Pope Francis arrives at Metro Park pour to celebrate the closing Mass of WYD in Panama

The 34th World Youth Days took place in Panama from January 22 to 27, 2019; inaugurated by John Paul II in 1985, the 2019 WYD went mostly unnoticed by the flood of daily information. FSSPX.News offers its readers some food for thought.

A comment by the Archbishop of Rouen sums up the WYD that just came to an end: “We have left behind a giantism that had its limits,” remarked Archbishop Dominique Lebrun. And everyone knows that quantity does not necessarily mean quality.

The Holy See’s official website itself recognized this, without giving any numbers: “In purely numerical terms, (the 2019 WYD) cannot compare with those in Manila, Rome, Rio or Krakow, that drew impressive crowds.”

This 26th apostolic journey enabled Pope Francis to deliver his message with three approaches. 

First of all, for the young people, the Holy Father described the evils of our times, “the muffled cry of children kept from being born”, “a spiral of death as a result of drugs, alcohol, prostitution and human trafficking”, and warned them of the dangers of living in the virtual reality of the internet. In the face of these daily evils, deplored the pope, the “world is caught up in comfortable cynicism and in the drama of its own frivolity.”

For the 70 bishops who gathered on January 24 to hear what the pope had to say to them on the political and social violence that is currently rampant on the South American continent, along with economic misery and the increasing proliferation of evangelical sects that are winning over more and more young people, the pope stated: 

“Support and empower your young people (…) before the culture of death can entice their young minds, taking advantage of their restlessness, selling them its smoke and mirrors, or offering its chimerical ‘solutions’ to all their problems. (…) Continue to speak out against the cultural and spiritual desertification of your towns,” declared the sovereign pontiff to the bishops. 
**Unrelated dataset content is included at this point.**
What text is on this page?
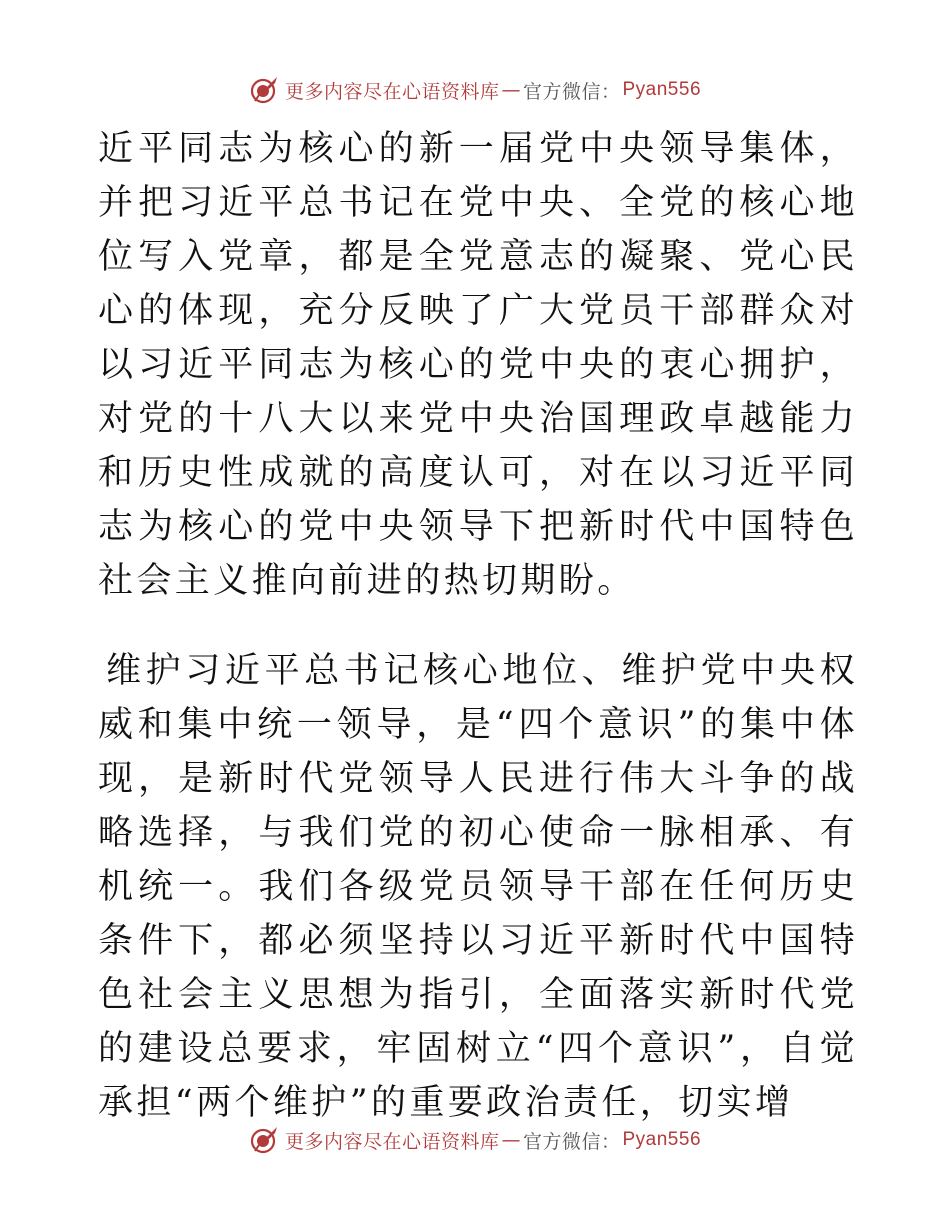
更多内容尽在心语资料库 — 官方微信： Pyan556

近平同志为核心的新一届党中央领导集体，并把习近平总书记在党中央、全党的核心地位写入党章，都是全党意志的凝聚、党心民心的体现，充分反映了广大党员干部群众对以习近平同志为核心的党中央的衷心拥护，对党的十八大以来党中央治国理政卓越能力和历史性成就的高度认可，对在以习近平同志为核心的党中央领导下把新时代中国特色社会主义推向前进的热切期盼。

维护习近平总书记核心地位、维护党中央权威和集中统一领导，是“四个意识”的集中体现，是新时代党领导人民进行伟大斗争的战略选择，与我们党的初心使命一脉相承、有机统一。我们各级党员领导干部在任何历史条件下，都必须坚持以习近平新时代中国特色社会主义思想为指引，全面落实新时代党的建设总要求，牢固树立“四个意识”，自觉承担“两个维护”的重要政治责任，切实增

更多内容尽在心语资料库 — 官方微信： Pyan556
And thirdly, to the priests, who met with the pope on January 26, he spoke of the decrease in the number of vocations, admitting that the fatigues of the apostolate can cause “a weariness that paralyzes”, that gives rise to the worst and comes from “not knowing how to react to the intense and confusing changes that we as a society are experiencing” and that “call into doubt the very viability of religious life in today’s world.” 

Fidelity to the Tradition of the Church, deepening our understanding of the Faith and the mysteries of salvation, the urgent need to spread the social kingship of Christ… These are just a few points that could have been suggested as guidelines to help avoid the pitfall of the evils threatening contemporary society, evils that the Vicar of Christ mostly contented himself with describing. 

Consequently, although exhorted to commitment by an enthusiastic pope, “many young people do not yet know how this call to commit will come into play in their lives once they have returned home,” concluded Nicolas Senèze in the columns of La Croix.